Racisme d'Etat et tradition républicaine II

La Troisième République va installer un consensus impérial sous la forme de ce qu’ Olivier Le Cour Grandmaison n’hésite pas à appeler un national-patriotisme. L’école, par exemple, est embauchée, les instituteurs sont chargés de répandre la doctrine coloniale de la « Plus grande France » et d’enseigner un « Roman national » édifiant parfaitement mythique. Toute la société est mobilisée en une « impérialisation » des consciences dont on ne saurait nier sans mauvaise foi la persistance dans les esprits jusqu’à aujourd’hui. Certes, il a pu y avoir des débats et « les tensions entre le déni et l’affirmation du critère racial sont anciennes » (Emmanuelle Saada, « Un racisme de l’expansion. Les discriminations raciales au regard des situations coloniales », in Didier Fassin et Eric Fassin (dir.), De la question sociale à la question raciale? La Découverte, 2009) mais qui ne voit que le dogme de la supériorité de l’homme occidental blanc et de sa nécessaire préservation imprègne toujours largement les mentalités sous les formes les plus euphémisées comme les plus brutales...

C’est l’ensemble des élites de la IIIème République (les voix discordantes auront été très minoritaires) qui va s’attacher à échafauder la doctrine de l’impérialisme colonial républicain. On se fonde alors sur un prétendu substrat scientifique qui s’avère n’être qu’un fatras d’élucubrations racistes relevant d’un scientisme dont on sait qu’il fut, au XIXème siècle, particulièrement obtus. Juristes, médecins, philosophes, etc. vont rivaliser de doctes démonstrations, sans parler des militaires et des hommes politiques, d’où il ressort immanquablement que face aux Blancs, réputés race supérieure, il n’y a que des races inférieures qui doivent être soumises, les plus cyniques ajoutant que, de toute façon, c’est pour leur bien et même celui de l’humanité toute entière! Un certain Charles Gide, éminent économiste, osera même forger, dans les années 30, un concept ad hoc, pour rendre légales les spoliations coloniales, celui d’ « expropriation pour cause d’utilité publique mondiale »! C’est ainsi que juristes, économistes, philosophes, ethnologues, médecins et professeurs n’auront de cesse de se citer et de se conforter mutuellement pour fabriquer la « vérité coloniale ». Quelle est-elle?

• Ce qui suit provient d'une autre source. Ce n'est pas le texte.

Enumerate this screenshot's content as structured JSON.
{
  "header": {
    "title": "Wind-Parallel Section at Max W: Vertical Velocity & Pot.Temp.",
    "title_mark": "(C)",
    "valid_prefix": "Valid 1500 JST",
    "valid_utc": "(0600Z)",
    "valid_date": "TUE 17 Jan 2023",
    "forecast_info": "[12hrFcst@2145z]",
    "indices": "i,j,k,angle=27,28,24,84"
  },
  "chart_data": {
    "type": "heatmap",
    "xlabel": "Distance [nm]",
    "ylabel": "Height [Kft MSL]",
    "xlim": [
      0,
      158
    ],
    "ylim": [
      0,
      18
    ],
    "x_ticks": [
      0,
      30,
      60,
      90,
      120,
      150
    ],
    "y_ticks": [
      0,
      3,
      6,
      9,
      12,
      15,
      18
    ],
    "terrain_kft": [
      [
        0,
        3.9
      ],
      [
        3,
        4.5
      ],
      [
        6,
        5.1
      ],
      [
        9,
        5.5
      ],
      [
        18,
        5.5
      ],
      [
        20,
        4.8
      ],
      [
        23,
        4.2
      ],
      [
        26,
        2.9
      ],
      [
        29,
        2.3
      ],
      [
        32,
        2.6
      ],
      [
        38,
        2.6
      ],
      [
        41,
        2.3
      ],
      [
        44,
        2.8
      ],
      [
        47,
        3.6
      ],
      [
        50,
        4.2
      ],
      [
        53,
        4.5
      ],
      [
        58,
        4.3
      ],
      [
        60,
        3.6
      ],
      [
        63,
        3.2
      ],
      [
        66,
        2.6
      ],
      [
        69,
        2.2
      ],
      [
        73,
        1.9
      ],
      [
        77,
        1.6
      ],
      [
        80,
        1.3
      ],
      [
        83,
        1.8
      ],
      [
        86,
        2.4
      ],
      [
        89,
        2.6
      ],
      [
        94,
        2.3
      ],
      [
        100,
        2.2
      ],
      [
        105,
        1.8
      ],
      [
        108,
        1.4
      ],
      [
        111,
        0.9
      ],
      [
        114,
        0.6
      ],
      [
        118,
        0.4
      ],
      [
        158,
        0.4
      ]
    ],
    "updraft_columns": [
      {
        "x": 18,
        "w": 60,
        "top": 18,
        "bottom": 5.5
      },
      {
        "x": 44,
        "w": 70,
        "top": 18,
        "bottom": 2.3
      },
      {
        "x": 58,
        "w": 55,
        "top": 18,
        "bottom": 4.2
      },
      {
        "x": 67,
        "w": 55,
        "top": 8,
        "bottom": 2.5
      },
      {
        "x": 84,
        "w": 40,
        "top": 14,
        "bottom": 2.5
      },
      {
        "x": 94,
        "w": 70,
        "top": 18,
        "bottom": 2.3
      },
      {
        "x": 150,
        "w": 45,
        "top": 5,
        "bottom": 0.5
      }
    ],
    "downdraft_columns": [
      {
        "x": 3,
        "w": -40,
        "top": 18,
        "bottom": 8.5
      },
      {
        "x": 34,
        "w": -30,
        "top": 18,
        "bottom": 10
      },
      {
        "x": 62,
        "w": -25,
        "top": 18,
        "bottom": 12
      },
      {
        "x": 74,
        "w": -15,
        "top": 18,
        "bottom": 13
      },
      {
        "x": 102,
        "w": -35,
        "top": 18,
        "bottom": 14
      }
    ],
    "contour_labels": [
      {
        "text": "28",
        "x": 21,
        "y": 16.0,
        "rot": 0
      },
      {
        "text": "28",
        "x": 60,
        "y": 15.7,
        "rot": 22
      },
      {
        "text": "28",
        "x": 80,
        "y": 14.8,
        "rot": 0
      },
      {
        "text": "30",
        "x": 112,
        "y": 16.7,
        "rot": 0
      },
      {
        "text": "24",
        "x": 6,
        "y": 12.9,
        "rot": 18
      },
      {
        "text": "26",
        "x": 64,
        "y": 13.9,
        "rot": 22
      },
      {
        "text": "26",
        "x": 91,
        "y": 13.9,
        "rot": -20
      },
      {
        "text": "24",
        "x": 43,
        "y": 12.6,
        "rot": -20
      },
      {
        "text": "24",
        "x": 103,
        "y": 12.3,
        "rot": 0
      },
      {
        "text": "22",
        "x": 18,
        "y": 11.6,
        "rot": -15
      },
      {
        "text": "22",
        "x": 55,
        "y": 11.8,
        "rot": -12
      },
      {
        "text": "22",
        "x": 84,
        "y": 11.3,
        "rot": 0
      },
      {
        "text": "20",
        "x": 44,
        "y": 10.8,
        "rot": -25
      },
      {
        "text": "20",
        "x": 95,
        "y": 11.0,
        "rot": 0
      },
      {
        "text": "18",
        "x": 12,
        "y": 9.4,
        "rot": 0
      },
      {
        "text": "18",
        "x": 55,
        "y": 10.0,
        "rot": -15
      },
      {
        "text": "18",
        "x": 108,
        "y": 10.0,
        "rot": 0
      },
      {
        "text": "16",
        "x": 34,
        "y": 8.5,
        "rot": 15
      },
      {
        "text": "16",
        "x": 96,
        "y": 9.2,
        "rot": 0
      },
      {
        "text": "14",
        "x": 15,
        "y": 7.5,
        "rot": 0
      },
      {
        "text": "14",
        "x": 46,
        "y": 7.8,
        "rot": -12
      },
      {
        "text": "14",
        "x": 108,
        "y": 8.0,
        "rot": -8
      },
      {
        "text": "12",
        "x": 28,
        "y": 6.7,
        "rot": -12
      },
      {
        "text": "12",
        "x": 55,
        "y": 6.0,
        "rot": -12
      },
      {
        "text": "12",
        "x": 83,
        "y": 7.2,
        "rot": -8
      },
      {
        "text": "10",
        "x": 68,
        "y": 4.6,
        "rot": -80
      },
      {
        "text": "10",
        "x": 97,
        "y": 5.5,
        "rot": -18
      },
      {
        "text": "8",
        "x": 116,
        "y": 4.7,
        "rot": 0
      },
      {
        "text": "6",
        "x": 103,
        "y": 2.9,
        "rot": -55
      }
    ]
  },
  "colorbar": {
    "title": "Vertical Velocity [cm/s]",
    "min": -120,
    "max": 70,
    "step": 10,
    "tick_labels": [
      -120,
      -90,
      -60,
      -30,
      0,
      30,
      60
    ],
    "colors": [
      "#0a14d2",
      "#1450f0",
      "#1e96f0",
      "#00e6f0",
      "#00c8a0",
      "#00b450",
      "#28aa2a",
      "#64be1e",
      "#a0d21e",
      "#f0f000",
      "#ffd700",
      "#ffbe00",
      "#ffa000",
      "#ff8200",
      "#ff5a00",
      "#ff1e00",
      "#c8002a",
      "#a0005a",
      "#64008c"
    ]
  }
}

On n’ en finirait pas de citer toute les savantes imbécillités, relevées par O. Le Cour Gradmaison, proférées par tous ces arrogants personnages si sûrs de leur supériorité et de leur expertise. Prenons Armand Cuvillier, ses manuels de philosophie ont formé plusieurs générations de lycéens. Je possède encore son Nouveau vocabulaire philosophique, de 1955, toujours recommandé dans les années 60, où il définit froidement le terme race comme « variation de l’espèce fixée par l’hérédité ». Pour Cuvillier, il y aurait une hiérarchie « scientifiquement » établie dans le genre humain et ce serait « l’admirable tâche » des nations colonisatrices d’élever « moralement et intellectuellement » les « races attardées » et les « sociétés inférieures ». Ce profond mépris sous couvert de bons sentiments n’est pas le pire. Certains vont appuyer leur refus de l’universalité des droits humains (j’y reviendrai) sur l’infériorité constitutionnelle du cerveau des races inférieures. Pour tel médecin, « il est incontestable que le cerveau des populations orientales n’est pas arrivé à un degré qui lui permette de recevoir sans indigestion cérébrale notre nourriture intellectuelle » (cité par OLCG, p.140).

Une notion eut beaucoup de succès, celle du « primitivisme » des races inférieures. Deux psychiatres se firent fort d’en découvrir le « substratum » dans « l’architectonie, du moins la hiérarchisation dynamique des centres nerveux » avec une « certaine fragilité des intégrations corticales laissant libre jeu à la prédominance des fonctions diencéphaliques », ce qui expliquerait, entre autres, les « syndromes mimiques grossiers » communs chez les Noirs comme chacun doit le savoir (cité par OLCG, p.169) La terminologie est savante, ce qui impressionne toujours, mais la démonstration scientifique est nulle, les deux éminents spécialistes ne pouvant évidemment raisonner qu’à coup de « nous pensons... nous avons émis l’hypothèse... » et n’étalant que leurs préjugés faute, et pour cause, de preuves authentiquement scientifiques même bricolées!